On pourrait reprendre à la terminologie militaire, l’idée de contre-offensive, qui ne passe pas que par les armes. Réarticuler une stratégie qui tienne compte des techniques hybrides dans les guerres contemporaines, comme l’information et la communication qui sont des enjeux essentiels, tout comme les nouvelles technologies. Il ne s’agit pas seulement de fabriquer des drones, mais avoir l’aptitude de les utiliser au mieux, tout comme la capacité de construire un « récit » qui donne à voir une image de soi qui construit la perception des autres acteurs internationaux. Qu’est- ce que l’on déduit des capacités arméniennes ?
Si on ne trouve que des appels à plus de compassion, plus de charité, plus de solidarité, il y a un certain danger à attendre trop de la solidarité des autres États. Puisque chaque jour on constate que l’Europe considère des pays autoritaires comme l’Azerbaïdjan comme des partenaires dignes de confiance. Charles Michel ne parlant plus de « corridor » de Latchine mais de simple « route », cette différence sémantique a une grande importance en droit international humanitaire.
Quant à l’Union européenne, on peut se poser certaines questions concernant le blocus touchant les 120000 individus arméniens du Haut-Karabagh : sanctions ou politique du compromis?

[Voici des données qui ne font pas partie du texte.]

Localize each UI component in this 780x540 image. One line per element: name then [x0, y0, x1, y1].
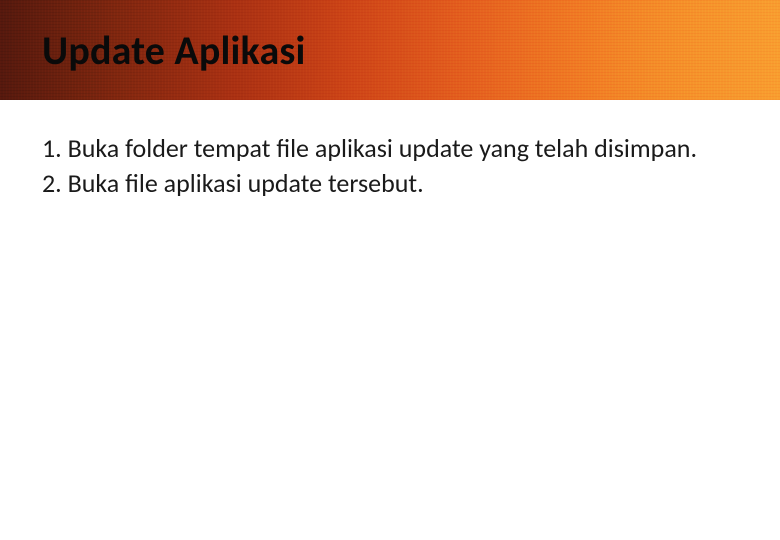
list-item: 1. Buka folder tempat file aplikasi upda… — [42, 132, 738, 165]
list-item: 2. Buka file aplikasi update tersebut. — [42, 167, 738, 200]
slide-header: Update Aplikasi — [0, 0, 780, 100]
slide-body: 1. Buka folder tempat file aplikasi upda… — [0, 100, 780, 540]
slide: Update Aplikasi 1. Buka folder tempat fi… — [0, 0, 780, 540]
slide-title: Update Aplikasi — [42, 26, 306, 75]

Nous arrivons, ainsi, à une politique de l’UE pour les droits humains qui est criblée d’incohérences, voire d’inefficacité et qui mine des résultats notables. L’Union européenne est l’union économico-politique qui prend le plus de sanctions à l’étranger mais très peu, voire jamais dans son propre espace. Même en cas de violations de droits fondamentaux, le cas de la Pologne ou de la Hongrie en sont les parfaits exemples. Aussi on ne peut que constater le décalage entre l’idée même de sanctions et toute la politique européenne de compromis et d’accommodement mutuel. S’il y a une importante littérature scientifique sur l’environnement structurel dans lequel la politique commune de sanction a émergé, il y en a peu sur la légitimité et le caractère approprié de la politique des sanctions de l’UE en général.
Ces doubles standards, à l’œuvre dans les politiques occidentales, permettent à ces régimes d’interdire la pratique éthique et politique de la reconnaissance de l’autre et de favoriser le discours antagoniste ami/ennemi, de définir l’ennemi par sa nature et pas seulement par ses actions.